La loi du 15 juin 2010 a marqué l’avènement de l’entreprise individuelle à responsabilité limitée (EIRL). Depuis le 1er janvier 2011, l’exploitant individuel peut mettre son patrimoine à l’abri du risque de l’entreprise par le mécanisme innovant du patrimoine affecté.
Traditionnellement, en matière d’entreprise individuelle, il n’existe pas de différence entre le patrimoine professionnel et le patrimoine privé de l’entrepreneur individuel (règle de l’unicité du patrimoine), en sorte que tous ses biens privés sont saisissables par ses créanciers professionnels. L’entreprise individuelle à responsabilité limitée (EIRL), variante de l’entreprise individuelle « classique » n’est pas une nouvelle personne morale mais consiste, pour un entrepreneur individuel, à rattacher un second patrimoine à la personne de l’entrepreneur individuel (patrimoine affecté). à partir de 2013, la loi prévoit que l’entrepreneur pourra créer plusieurs patrimoines affectées (un 3e, 4e, etc…).

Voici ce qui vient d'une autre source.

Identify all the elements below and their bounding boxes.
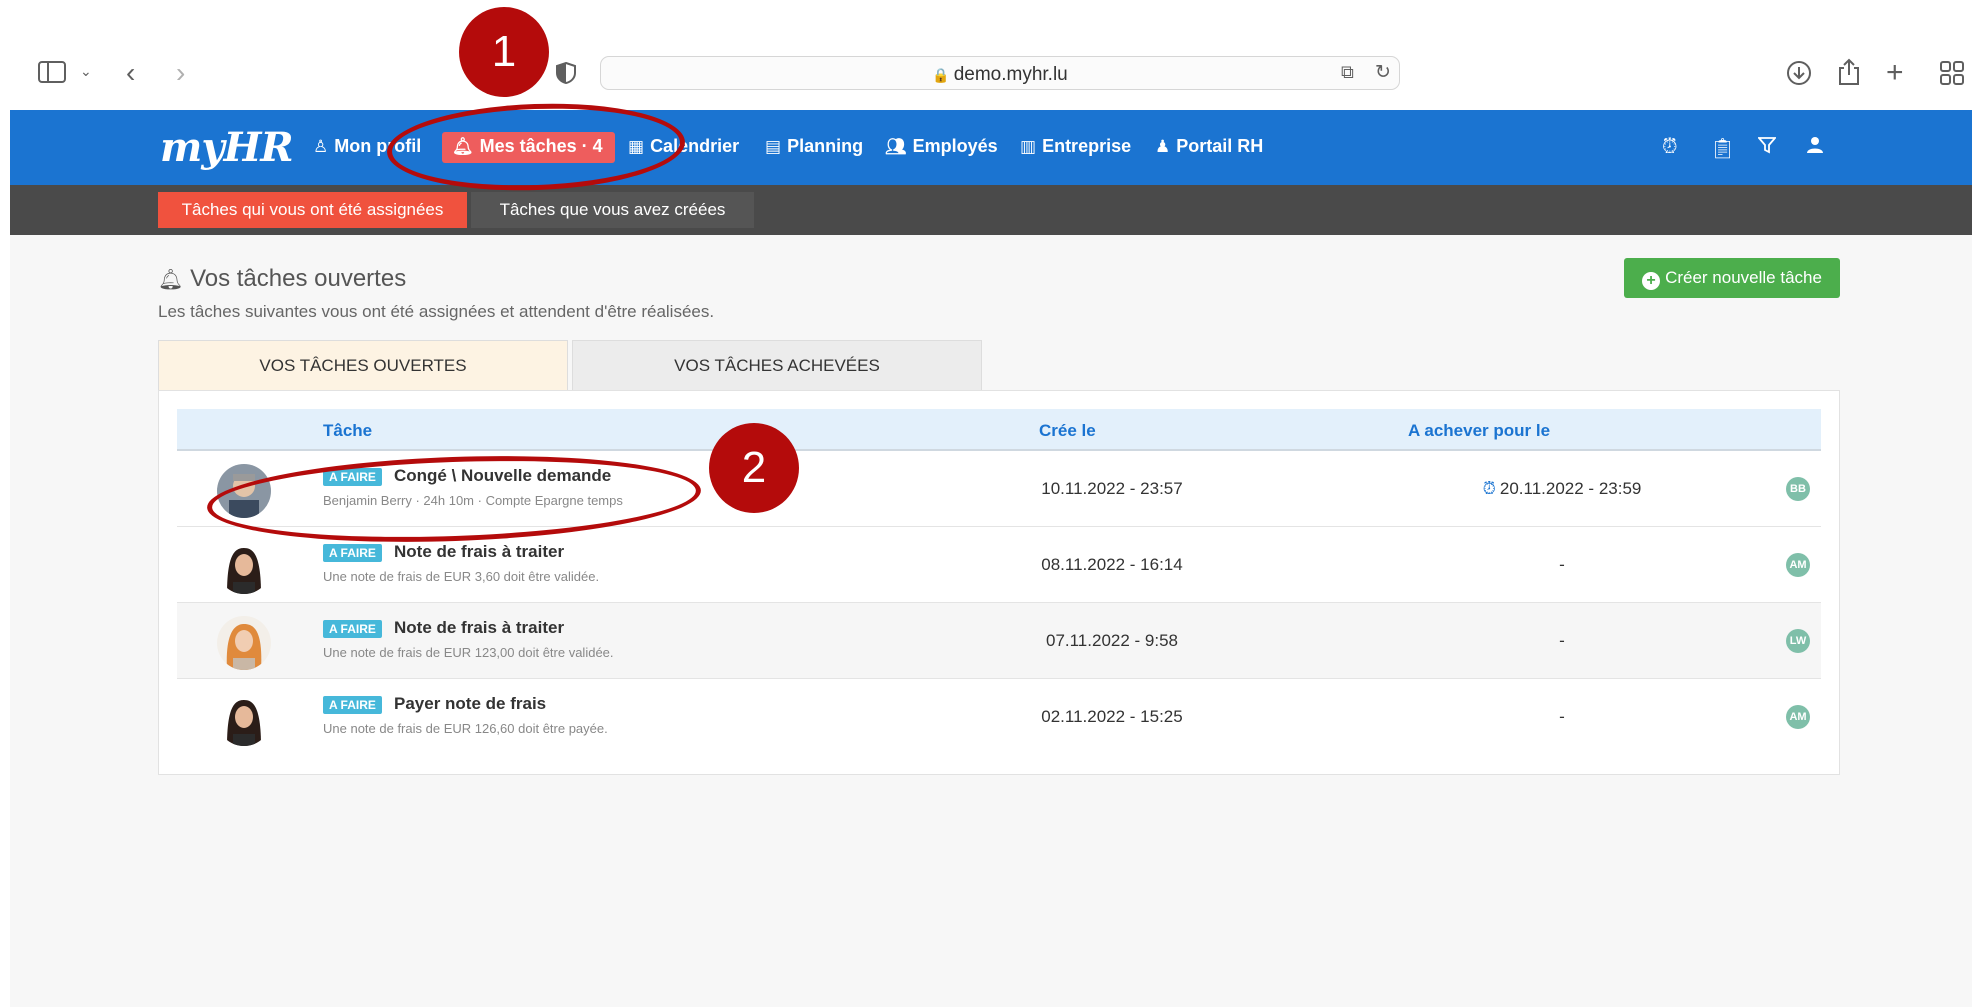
planning-icon: ▤ <box>765 137 782 156</box>
due-date: - <box>1559 631 1565 650</box>
created-date: 07.11.2022 - 9:58 <box>1045 631 1178 650</box>
tab-overview-icon[interactable] <box>1940 61 1964 89</box>
url-text: demo.myhr.lu <box>953 64 1068 85</box>
task-title[interactable]: Note de frais à traiter <box>394 542 564 562</box>
assignee-initials: LW <box>1786 629 1810 653</box>
created-date: 10.11.2022 - 23:57 <box>1041 479 1183 498</box>
main-navbar: myHR ♙ Mon profil 🔔︎ Mes tâches · 4 ▦ Calen… <box>10 110 1972 185</box>
table-row[interactable]: A FAIRE Note de frais à traiter Une note… <box>177 603 1821 679</box>
create-task-button[interactable]: + Créer nouvelle tâche <box>1624 258 1840 298</box>
status-badge: A FAIRE <box>323 696 382 714</box>
col-header-task[interactable]: Tâche <box>323 421 372 441</box>
nav-entreprise[interactable]: ▥ Entreprise <box>1020 136 1131 157</box>
due-date: - <box>1559 707 1565 726</box>
subtab-assigned[interactable]: Tâches qui vous ont été assignées <box>158 192 467 228</box>
page-title-text: Vos tâches ouvertes <box>190 265 407 292</box>
assignee-initials: BB <box>1786 477 1810 501</box>
due-date: ⏰︎ 20.11.2022 - 23:59 <box>1412 479 1712 499</box>
user-icon: ♙ <box>313 137 329 156</box>
browser-toolbar: ⌄ ‹ › 🔒 demo.myhr.lu ⧉ ↻ + <box>0 0 1972 110</box>
assignee-initials: AM <box>1786 705 1810 729</box>
col-header-due[interactable]: A achever pour le <box>1408 421 1550 441</box>
create-task-label: Créer nouvelle tâche <box>1665 268 1822 287</box>
users-icon: 👥︎ <box>885 137 907 156</box>
forward-icon[interactable]: › <box>176 59 185 87</box>
alarm-icon: ⏰︎ <box>1482 479 1496 498</box>
page-subtitle: Les tâches suivantes vous ont été assign… <box>158 302 715 321</box>
account-icon[interactable] <box>1806 136 1824 160</box>
due-date-text: 20.11.2022 - 23:59 <box>1499 479 1642 498</box>
status-badge: A FAIRE <box>323 544 382 562</box>
nav-portail-rh[interactable]: ♟ Portail RH <box>1155 136 1263 157</box>
task-subnav: Tâches qui vous ont été assignées Tâches… <box>10 185 1972 235</box>
task-title[interactable]: Payer note de frais <box>394 694 546 714</box>
alarm-icon[interactable]: ⏰︎ <box>1662 136 1678 159</box>
address-bar[interactable]: 🔒 demo.myhr.lu ⧉ ↻ <box>600 56 1400 90</box>
sidebar-icon[interactable] <box>38 61 66 87</box>
plus-circle-icon: + <box>1642 272 1661 290</box>
annotation-marker-1: 1 <box>459 7 549 97</box>
task-title[interactable]: Note de frais à traiter <box>394 618 564 638</box>
due-date: - <box>1559 555 1565 574</box>
bell-icon: 🔔︎ <box>158 269 184 291</box>
created-date: 08.11.2022 - 16:14 <box>1041 555 1183 574</box>
col-header-created[interactable]: Crée le <box>1039 421 1096 441</box>
shield-icon[interactable] <box>556 61 576 88</box>
translate-icon[interactable]: ⧉ <box>1341 63 1354 81</box>
nav-label: Entreprise <box>1042 136 1132 156</box>
page-title: 🔔︎ Vos tâches ouvertes <box>158 265 406 293</box>
avatar <box>217 540 271 594</box>
tab-open-tasks[interactable]: VOS TÂCHES OUVERTES <box>158 340 568 390</box>
reload-icon[interactable]: ↻ <box>1375 63 1391 82</box>
nav-employes[interactable]: 👥︎ Employés <box>885 136 998 157</box>
assignee-initials: AM <box>1786 553 1810 577</box>
table-header: Tâche Crée le A achever pour le <box>177 409 1821 451</box>
nav-planning[interactable]: ▤ Planning <box>765 136 863 157</box>
clipboard-icon[interactable]: 📋︎ <box>1710 136 1735 161</box>
lock-icon: 🔒 <box>932 67 950 83</box>
created-date: 02.11.2022 - 15:25 <box>1041 707 1183 726</box>
task-subtitle: Une note de frais de EUR 126,60 doit êtr… <box>323 721 608 736</box>
app-logo[interactable]: myHR <box>160 124 294 171</box>
annotation-marker-2: 2 <box>709 423 799 513</box>
chevron-down-icon[interactable]: ⌄ <box>80 64 92 78</box>
filter-icon[interactable] <box>1757 136 1777 160</box>
nav-label: Employés <box>912 136 998 156</box>
status-badge: A FAIRE <box>323 620 382 638</box>
portal-icon: ♟ <box>1155 137 1171 156</box>
subtab-created[interactable]: Tâches que vous avez créées <box>471 192 754 228</box>
new-tab-icon[interactable]: + <box>1886 58 1904 88</box>
download-icon[interactable] <box>1786 60 1812 90</box>
back-icon[interactable]: ‹ <box>126 59 135 87</box>
table-row[interactable]: A FAIRE Payer note de frais Une note de … <box>177 679 1821 755</box>
share-icon[interactable] <box>1838 58 1860 90</box>
task-subtitle: Une note de frais de EUR 3,60 doit être … <box>323 569 600 584</box>
avatar <box>217 692 271 746</box>
avatar <box>217 616 271 670</box>
tab-completed-tasks[interactable]: VOS TÂCHES ACHEVÉES <box>572 340 982 390</box>
building-icon: ▥ <box>1020 137 1037 156</box>
nav-label: Portail RH <box>1176 136 1264 156</box>
nav-label: Planning <box>787 136 864 156</box>
task-subtitle: Une note de frais de EUR 123,00 doit êtr… <box>323 645 614 660</box>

Un nouveau dispositif ouvert à toutes les activités
Commerçant, profession libérale, artisan, agriculteur,… et même auto-entrepreneur (bien que les contraintes légales comme la publication des comptes pourra constituer un frein pour ces derniers). Pour bénéficier du régime, l’entrepreneur individuel devra tenir une comptabilité autonome et déposer ses comptes auprès du Greffe du Tribunal de Commerce où la déclaration d’affectation a été déposée. Il faut ajouter que l’option pour l’EIRL pourra s’opérer soit lors de la création de l’entreprise, soit en cours d’activité.
Quelle est la consistance du « patrimoine séparé » affecté à l’activité professionnelle de l’exploitant ? Quel est le gage des créanciers ?
La loi (article 526-6 du Code de commerce) distingue une affectation obligatoire « composée de l’ensemble des biens, droits, obligations ou sûretés dont l’entrepreneur individuel est titulaire, nécessaires à l’exercice de son activité professionnelle » et une affectation facultative pour « les biens, droits, obligations ou sûretés dont l’entrepreneur individuel est titulaire, utilisés pour l’exercice de son activité professionnelle ». La déclaration d’affectation constitue donc l’acte essentiel qui va opérer la séparation du patrimoine affecté et non affecté. Cette déclaration va ainsi fixer la responsabilité de l’entrepreneur et déterminer l’assiette du gage des créanciers.
Toutefois, la loi prévoit expressément des cas où la déclaration d’affectation est totalement privée d’effet, en sorte que les créanciers professionnels ou, le mandataire liquidateur (en cas de liquidation judiciaire) pourra saisir le patrimoine non affecté en paiement de tout ou partie des créances professionnelles. Ceci pourra être le cas en cas de manquement grave (ce qui, par exemple, devrait être le cas d’une déclaration d’affectation incomplète ne mentionnant par les biens affectés par nature à l’exercice de l’activité professionnelle ou l’absence d’ouverture d’un compte bancaire dédié).
Cependant et même si l’EIRL présente d’importants avantages dans la mesure où il peut préserver l’entrepreneur individuel, il présente le risque d’augmenter l’insolvabilité dans la mesure où les partenaires de l’entrepreneur individuel seront méfiants à l’égard d’une EIRL dont le patrimoine affecté pourra être faible en fonction de la nature de l’activité.